Thoughts bouncing around in my head that may turn into posts someday when I have time.
- Are we (Christians) more concerned with the unrighteousness of others than our own self-righteousness?
- Have we had too simplistic, black-and-white view of the world?
- Do we teach a one-dimensional understanding of the Bible instead of a holistic and profound understanding?
- There seems to be a movement among emerging Christians that there needs to be a maturity in facing the historic and social realities of our "Christian" past. A past that includes anti-Semitism, racism, apartheid, slavery, attempted genocide of native peoples just to name a few.
- Do Christian Boomers (42-60) and Elders (61+) really get that the emerging generations - Mosaics and Busters (18-41) - are growing up in a different culture? With different influences? different pressures? different values? on race? religion? politics? economy? sex? war? money? empire? environment? social justice? the future?
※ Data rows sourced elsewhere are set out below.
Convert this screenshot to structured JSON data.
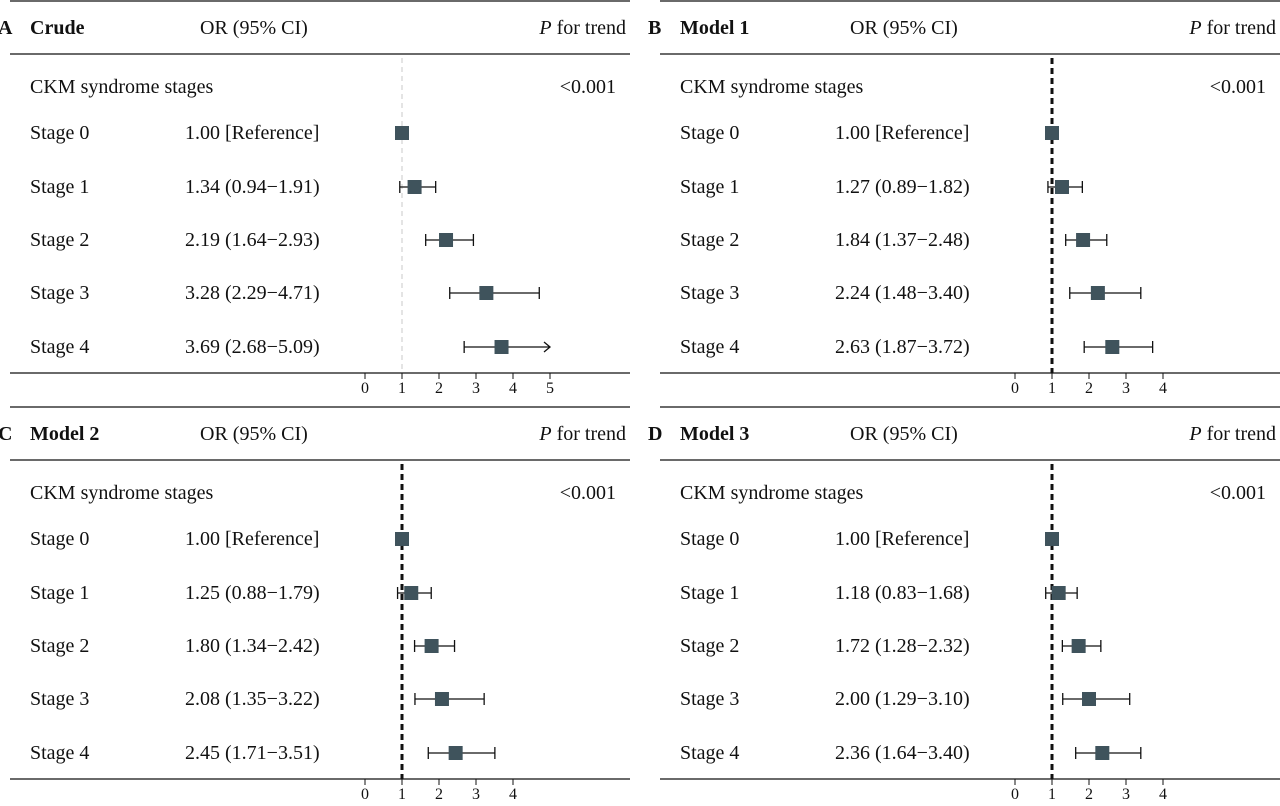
{
  "header_cols": {
    "or_label": "OR (95% CI)",
    "p_italic": "P",
    "p_rest": " for trend"
  },
  "chart_data": [
    {
      "type": "forest",
      "panel": "A",
      "title": "Crude",
      "group_label": "CKM syndrome stages",
      "p_for_trend": "<0.001",
      "reference_line": "dashed-light",
      "xlim": [
        0,
        5
      ],
      "xticks": [
        0,
        1,
        2,
        3,
        4,
        5
      ],
      "rows": [
        {
          "label": "Stage 0",
          "text": "1.00 [Reference]",
          "or": 1.0,
          "lo": 1.0,
          "hi": 1.0
        },
        {
          "label": "Stage 1",
          "text": "1.34 (0.94−1.91)",
          "or": 1.34,
          "lo": 0.94,
          "hi": 1.91
        },
        {
          "label": "Stage 2",
          "text": "2.19 (1.64−2.93)",
          "or": 2.19,
          "lo": 1.64,
          "hi": 2.93
        },
        {
          "label": "Stage 3",
          "text": "3.28 (2.29−4.71)",
          "or": 3.28,
          "lo": 2.29,
          "hi": 4.71
        },
        {
          "label": "Stage 4",
          "text": "3.69 (2.68−5.09)",
          "or": 3.69,
          "lo": 2.68,
          "hi": 5.09,
          "arrow": true
        }
      ]
    },
    {
      "type": "forest",
      "panel": "B",
      "title": "Model 1",
      "group_label": "CKM syndrome stages",
      "p_for_trend": "<0.001",
      "reference_line": "dotted-bold",
      "xlim": [
        0,
        4
      ],
      "xticks": [
        0,
        1,
        2,
        3,
        4
      ],
      "rows": [
        {
          "label": "Stage 0",
          "text": "1.00 [Reference]",
          "or": 1.0,
          "lo": 1.0,
          "hi": 1.0
        },
        {
          "label": "Stage 1",
          "text": "1.27 (0.89−1.82)",
          "or": 1.27,
          "lo": 0.89,
          "hi": 1.82
        },
        {
          "label": "Stage 2",
          "text": "1.84 (1.37−2.48)",
          "or": 1.84,
          "lo": 1.37,
          "hi": 2.48
        },
        {
          "label": "Stage 3",
          "text": "2.24 (1.48−3.40)",
          "or": 2.24,
          "lo": 1.48,
          "hi": 3.4
        },
        {
          "label": "Stage 4",
          "text": "2.63 (1.87−3.72)",
          "or": 2.63,
          "lo": 1.87,
          "hi": 3.72
        }
      ]
    },
    {
      "type": "forest",
      "panel": "C",
      "title": "Model 2",
      "group_label": "CKM syndrome stages",
      "p_for_trend": "<0.001",
      "reference_line": "dotted-bold",
      "xlim": [
        0,
        4
      ],
      "xticks": [
        0,
        1,
        2,
        3,
        4
      ],
      "rows": [
        {
          "label": "Stage 0",
          "text": "1.00 [Reference]",
          "or": 1.0,
          "lo": 1.0,
          "hi": 1.0
        },
        {
          "label": "Stage 1",
          "text": "1.25 (0.88−1.79)",
          "or": 1.25,
          "lo": 0.88,
          "hi": 1.79
        },
        {
          "label": "Stage 2",
          "text": "1.80 (1.34−2.42)",
          "or": 1.8,
          "lo": 1.34,
          "hi": 2.42
        },
        {
          "label": "Stage 3",
          "text": "2.08 (1.35−3.22)",
          "or": 2.08,
          "lo": 1.35,
          "hi": 3.22
        },
        {
          "label": "Stage 4",
          "text": "2.45 (1.71−3.51)",
          "or": 2.45,
          "lo": 1.71,
          "hi": 3.51
        }
      ]
    },
    {
      "type": "forest",
      "panel": "D",
      "title": "Model 3",
      "group_label": "CKM syndrome stages",
      "p_for_trend": "<0.001",
      "reference_line": "dotted-bold",
      "xlim": [
        0,
        4
      ],
      "xticks": [
        0,
        1,
        2,
        3,
        4
      ],
      "rows": [
        {
          "label": "Stage 0",
          "text": "1.00 [Reference]",
          "or": 1.0,
          "lo": 1.0,
          "hi": 1.0
        },
        {
          "label": "Stage 1",
          "text": "1.18 (0.83−1.68)",
          "or": 1.18,
          "lo": 0.83,
          "hi": 1.68
        },
        {
          "label": "Stage 2",
          "text": "1.72 (1.28−2.32)",
          "or": 1.72,
          "lo": 1.28,
          "hi": 2.32
        },
        {
          "label": "Stage 3",
          "text": "2.00 (1.29−3.10)",
          "or": 2.0,
          "lo": 1.29,
          "hi": 3.1
        },
        {
          "label": "Stage 4",
          "text": "2.36 (1.64−3.40)",
          "or": 2.36,
          "lo": 1.64,
          "hi": 3.4
        }
      ]
    }
  ],
  "colors": {
    "marker": "#3f535c",
    "line": "#111111",
    "ref_light": "#c8c8c8"
  }
}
- Why do some Christian Boomers freak-out at the word emerging?
- Do we really get that as Christians we have no liberty to preserve our holiness by escaping from the world or to sacrifice our holiness by conforming to the world?
- How do you create a Christian counterculture without alienating yourself from the very culture you should seek to redeem?
- Is my motivation to redeem the culture in which I live, work and play or do I find myself condemning it?
- Is there really a "mainstream" culture in America? Or isn't it made up more of a mosaic of subcultures?
- Are we more concerned about protecting ourselves from sin then the effects of sin in the lives of others?